The Big Food item which came to the table next was the Meatloaf Bourguignon, served with potatoes and carrots. Because the menu didn’t specify the type of potatoes, somehow I had imagined parslied potatoes or perhaps roasted potatoes of some kind. What came on the plate were three large golden-brown balls. I pierced one with my fork and found it to be rather soft and fluffy inside, not crispy or crunchy, though it appeared to be fried. I walked over to Gillian at the grill and inquired about these potato balls.

“Oh, those,” she said matter-of-factly. “I just mix together pancake batter and mashed potatoes.” My dining partner sampled them and said the taste reminded her of potato puffs. I loved them, too—they were definitely comforting.
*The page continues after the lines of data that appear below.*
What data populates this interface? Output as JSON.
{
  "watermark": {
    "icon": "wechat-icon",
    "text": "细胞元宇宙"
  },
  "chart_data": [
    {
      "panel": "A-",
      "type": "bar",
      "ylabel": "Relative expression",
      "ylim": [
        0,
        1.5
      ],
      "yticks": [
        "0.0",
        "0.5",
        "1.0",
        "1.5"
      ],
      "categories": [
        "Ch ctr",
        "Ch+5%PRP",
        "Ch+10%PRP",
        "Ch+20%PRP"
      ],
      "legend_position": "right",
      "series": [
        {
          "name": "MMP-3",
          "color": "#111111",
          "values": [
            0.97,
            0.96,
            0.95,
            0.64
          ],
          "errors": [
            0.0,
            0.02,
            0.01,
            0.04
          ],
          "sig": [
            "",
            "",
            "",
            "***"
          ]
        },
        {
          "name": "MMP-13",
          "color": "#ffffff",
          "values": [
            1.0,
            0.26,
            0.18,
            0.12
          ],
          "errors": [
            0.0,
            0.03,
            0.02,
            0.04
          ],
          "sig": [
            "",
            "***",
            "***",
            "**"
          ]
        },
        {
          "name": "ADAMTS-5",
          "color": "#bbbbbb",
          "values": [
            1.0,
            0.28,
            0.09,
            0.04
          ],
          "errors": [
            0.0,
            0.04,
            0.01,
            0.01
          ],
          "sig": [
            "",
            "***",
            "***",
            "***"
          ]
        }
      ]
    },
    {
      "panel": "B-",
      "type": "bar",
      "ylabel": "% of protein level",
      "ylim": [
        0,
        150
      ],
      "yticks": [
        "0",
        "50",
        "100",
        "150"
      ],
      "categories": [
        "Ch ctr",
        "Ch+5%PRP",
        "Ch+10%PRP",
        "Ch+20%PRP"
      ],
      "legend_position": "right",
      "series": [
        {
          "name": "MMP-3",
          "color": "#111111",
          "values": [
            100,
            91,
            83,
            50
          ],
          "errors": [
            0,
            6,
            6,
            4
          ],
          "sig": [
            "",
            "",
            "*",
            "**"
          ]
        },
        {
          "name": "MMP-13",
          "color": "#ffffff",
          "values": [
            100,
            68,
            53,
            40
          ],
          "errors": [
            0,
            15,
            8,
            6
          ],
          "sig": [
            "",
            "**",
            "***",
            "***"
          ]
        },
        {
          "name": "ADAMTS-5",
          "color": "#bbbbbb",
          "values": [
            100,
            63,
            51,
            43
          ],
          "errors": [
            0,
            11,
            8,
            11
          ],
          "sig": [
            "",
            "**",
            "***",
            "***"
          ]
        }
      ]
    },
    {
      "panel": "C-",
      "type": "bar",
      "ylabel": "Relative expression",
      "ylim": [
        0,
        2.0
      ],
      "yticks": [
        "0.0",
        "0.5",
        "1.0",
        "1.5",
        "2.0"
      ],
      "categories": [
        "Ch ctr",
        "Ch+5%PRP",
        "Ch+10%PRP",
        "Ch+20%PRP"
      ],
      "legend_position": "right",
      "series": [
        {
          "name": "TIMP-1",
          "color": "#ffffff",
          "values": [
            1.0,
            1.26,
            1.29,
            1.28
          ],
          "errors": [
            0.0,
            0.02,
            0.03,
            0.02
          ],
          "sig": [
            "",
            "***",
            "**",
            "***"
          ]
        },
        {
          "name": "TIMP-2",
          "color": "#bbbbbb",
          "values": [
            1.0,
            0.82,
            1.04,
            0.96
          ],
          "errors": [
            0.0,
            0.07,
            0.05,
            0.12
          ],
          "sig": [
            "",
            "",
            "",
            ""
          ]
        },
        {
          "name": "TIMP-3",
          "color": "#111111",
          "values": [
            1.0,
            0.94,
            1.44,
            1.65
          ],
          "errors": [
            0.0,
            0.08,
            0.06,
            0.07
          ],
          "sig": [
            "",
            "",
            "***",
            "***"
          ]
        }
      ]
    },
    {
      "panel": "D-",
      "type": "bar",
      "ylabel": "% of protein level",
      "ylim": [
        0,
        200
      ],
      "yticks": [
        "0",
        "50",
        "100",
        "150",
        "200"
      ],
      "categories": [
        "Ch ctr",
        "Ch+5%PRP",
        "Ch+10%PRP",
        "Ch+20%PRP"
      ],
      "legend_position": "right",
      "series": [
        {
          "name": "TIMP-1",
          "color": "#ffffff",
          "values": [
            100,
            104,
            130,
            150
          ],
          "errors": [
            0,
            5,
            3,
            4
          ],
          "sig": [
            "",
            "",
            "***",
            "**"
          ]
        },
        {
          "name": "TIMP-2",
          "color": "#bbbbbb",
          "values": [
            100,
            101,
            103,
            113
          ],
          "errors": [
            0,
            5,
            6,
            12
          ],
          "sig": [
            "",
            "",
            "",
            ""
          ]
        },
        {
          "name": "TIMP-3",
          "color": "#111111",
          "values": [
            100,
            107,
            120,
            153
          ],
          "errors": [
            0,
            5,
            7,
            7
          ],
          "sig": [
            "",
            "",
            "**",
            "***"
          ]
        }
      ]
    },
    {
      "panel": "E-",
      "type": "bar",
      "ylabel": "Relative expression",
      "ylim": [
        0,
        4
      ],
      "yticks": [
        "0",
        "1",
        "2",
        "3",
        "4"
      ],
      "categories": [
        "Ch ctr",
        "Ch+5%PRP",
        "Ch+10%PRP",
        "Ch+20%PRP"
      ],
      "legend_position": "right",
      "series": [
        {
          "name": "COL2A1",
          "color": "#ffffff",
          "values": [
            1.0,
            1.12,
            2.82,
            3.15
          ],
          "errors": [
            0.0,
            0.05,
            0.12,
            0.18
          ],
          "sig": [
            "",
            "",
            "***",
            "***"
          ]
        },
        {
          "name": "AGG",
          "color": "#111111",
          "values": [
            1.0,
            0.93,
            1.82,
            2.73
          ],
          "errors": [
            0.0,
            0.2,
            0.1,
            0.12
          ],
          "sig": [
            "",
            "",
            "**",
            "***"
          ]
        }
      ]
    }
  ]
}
The meatloaf itself was moist and flavorful, as I’d hoped, but the sauce came as a surprise. I was expecting good old-fashioned brown gravy. While it did look brown and thick, it tasted like a demi-glace sauce, the kind better suited to tenderloin medallions. I ate the meatloaf plain and scraped off the sauce, which turned out to be delicious for dipping the potatoes in.

Pork chops, New England pot roast, seared salmon with cracked pistachios, a daily catch (which was rockfish that night), roasted chicken, and sautéed shrimp round out the other “Big Food” offerings.

Dessert was an afterthought. It was getting really busy and the waiter was rushed. We ordered an a la mode Apple Pandowdy with brown-sugar cinnamon, instead of the warm chocolate tart as the waiter had suggested. The cup of coffee my dining partner ordered came to the table in a gigantic—I mean huge—mug. She sat there and drank the whole thing. As we left, we said good-bye to Gillian and walked past the rapidly forming line of Colorado Kitchen people—dressed in everything from truck-stop attire to casual cool to Paris polish.

The Colorado Kitchen is located at 5515 Colorado Avenue NW, Washington, D.C. 202-545-8280. Lunch is served on Friday only from 11:30 a.m. to 2:30 p.m. Dinner is served Wednesday through Saturday from 5 p.m. to 10 p.m. and on Sunday from 5 to 9 p.m. Brunch is served Saturday and Sunday from 11 a.m. to 3 p.m. Beer and wine now available. Brunch menu at www.coloradokitchen.info.

For unusual kitchen utensils visit their store, “Datso,” three doors down from the restaurant, open on Saturday and Sunday during brunch.